Israel Sahkan Proyek Jebakan Tepi Barat, Menteri Israel, ini Kubur Ide Negara Palestina!
- www.youtube.com @tvOneNews
Rusia, VIVA Banyuwangi – Keputusan Israel untuk mengesahkan pembangunan 3.401 unit rumah baru di Tepi Barat telah menimbulkan kecaman keras dari berbagai pihak. Proyek yang dikenal sebagai E1 ini dinilai sebagai langkah provokatif yang secara sengaja akan memecah belah wilayah Palestina.
Langkah ini seolah menjadi pesan menohok bagi negara-negara yang berencana mengakui Palestina sebagai sebuah negara berdaulat dalam waktu dekat.
Seperti dikutip dari kanal YouTube @OneNews Mancanegara, proyek E1 ini akan menghubungkan pemukiman Israel yang sudah ada dengan Yerusalem, secara efektif memotong wilayah Palestina menjadi dua bagian.
Akibatnya, impian untuk mendirikan ibu kota Palestina di Yerusalem Timur semakin sulit terwujud.
Keputusan ini datang menjelang Sidang Umum PBB ke-80 pada September, di mana beberapa negara Eropa seperti Inggris, Prancis, dan Finlandia berencana memberikan pengakuan resmi kepada Palestina.
Menteri Keuangan Israel Bezalel Smotrich menganggap persetujuan proyek E1 ini sebagai langkah bersejarah bagi negaranya.
Ia juga menuturkan bahwa tindakan ini adalah respons atas rencana sejumlah negara yang akan mengakui Palestina sebagai sebuah negara.
"Ini mengubur gagasan negara Palestina, karena tidak ada lagi yang bisa diakui dan tidak ada orang untuk mengakuinya," ujar Bezalel.
Ia menambahkan, Israel tidak akan berdiam diri terhadap upaya internasional yang menentang pembangunan tersebut.

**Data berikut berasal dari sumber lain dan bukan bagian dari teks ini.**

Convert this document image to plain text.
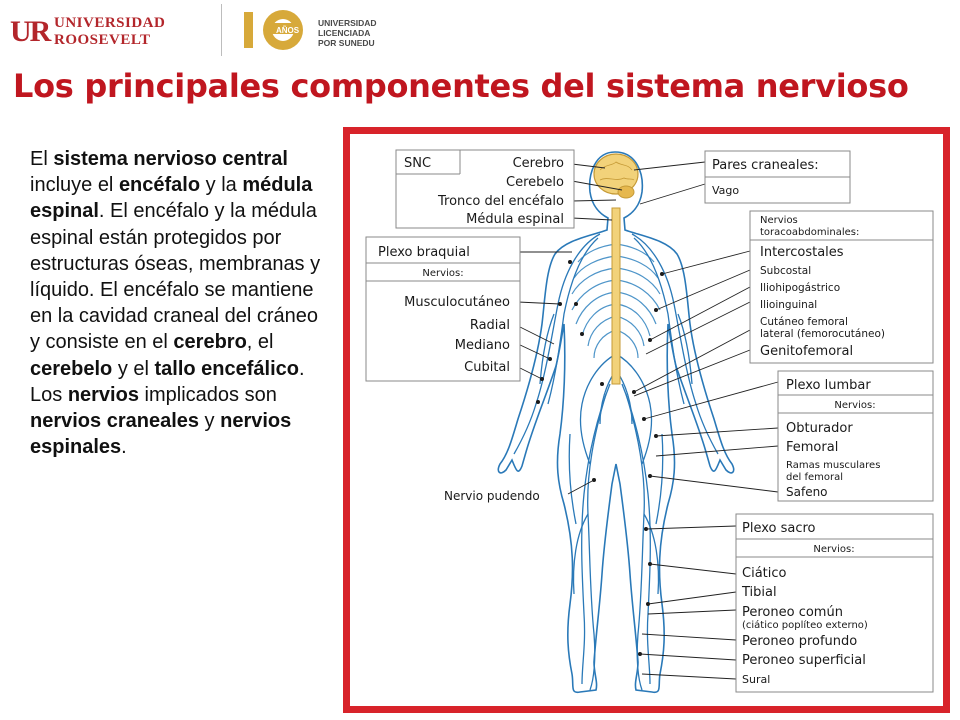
UR UNIVERSIDAD
ROOSEVELT
AÑOS
UNIVERSIDAD
LICENCIADA
POR SUNEDU
Los principales componentes del sistema nervioso
El sistema nervioso central incluye el encéfalo y la médula espinal. El encéfalo y la médula espinal están protegidos por estructuras óseas, membranas y líquido. El encéfalo se mantiene en la cavidad craneal del cráneo y consiste en el cerebro, el cerebelo y el tallo encefálico. Los nervios implicados son nervios craneales y nervios espinales.
SNC	Cerebro
Cerebelo
Tronco del encéfalo
Médula espinal
Plexo braquial
Nervios:
Musculocutáneo
Radial
Mediano
Cubital
Nervio pudendo
Pares craneales:
Vago
Nervios
toracoabdominales:
Intercostales
Subcostal
Iliohipogástrico
Ilioinguinal
Cutáneo femoral
lateral (femorocutáneo)
Genitofemoral
Plexo lumbar
Nervios:
Obturador
Femoral
Ramas musculares
del femoral
Safeno
Plexo sacro
Nervios:
Ciático
Tibial
Peroneo común
(ciático poplíteo externo)
Peroneo profundo
Peroneo superficial
Sural
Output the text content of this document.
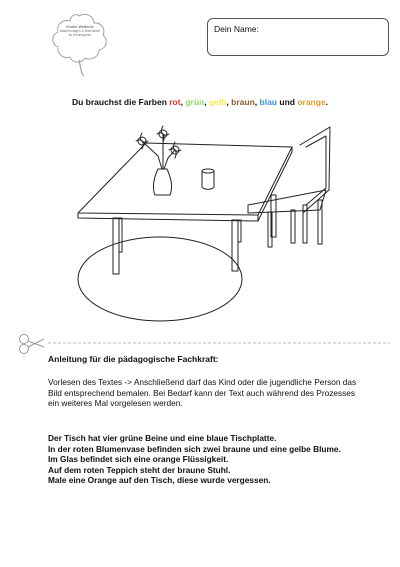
Kinder Welterbe
Bastelvorlagen & Materialien
für Kindergarten
Dein Name:
Du brauchst die Farben rot, grün, gelb, braun, blau und orange.
Anleitung für die pädagogische Fachkraft:
Vorlesen des Textes -> Anschließend darf das Kind oder die jugendliche Person das Bild entsprechend bemalen. Bei Bedarf kann der Text auch während des Prozesses ein weiteres Mal vorgelesen werden.
Der Tisch hat vier grüne Beine und eine blaue Tischplatte.
In der roten Blumenvase befinden sich zwei braune und eine gelbe Blume.
Im Glas befindet sich eine orange Flüssigkeit.
Auf dem roten Teppich steht der braune Stuhl.
Male eine Orange auf den Tisch, diese wurde vergessen.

Senin, 25 Agustus 2025.
"Siapapun di dunia yang mencoba mengakui negara Palestina, akan menerima jawaban dari kami di lapangan," kata Bezalel.
Di sisi lain, Menteri Pertahanan Israel Israel Katz mengancam akan menghancurkan Kota Gaza jika Hamas tidak memenuhi syarat untuk mengakhiri perang, termasuk pembebasan semua sandera dan pelucutan senjata.
Ia mengancam jika Hamas menolak, Kota Gaza akan mengalami nasib yang sama seperti Rafah dan Bait Hanoun.
Perdana Menteri Benjamin Netanyahu telah memerintahkan kelanjutan negosiasi untuk membebaskan sandera yang ditahan oleh Hamas, bersamaan dengan operasi militer untuk merebut Kota Gaza dan menghancurkan basis pertahanan Hamas.
Hal ini menunjukkan bahwa Israel tetap melanjutkan operasi militernya di Gaza, meskipun ada tekanan dari berbagai pihak.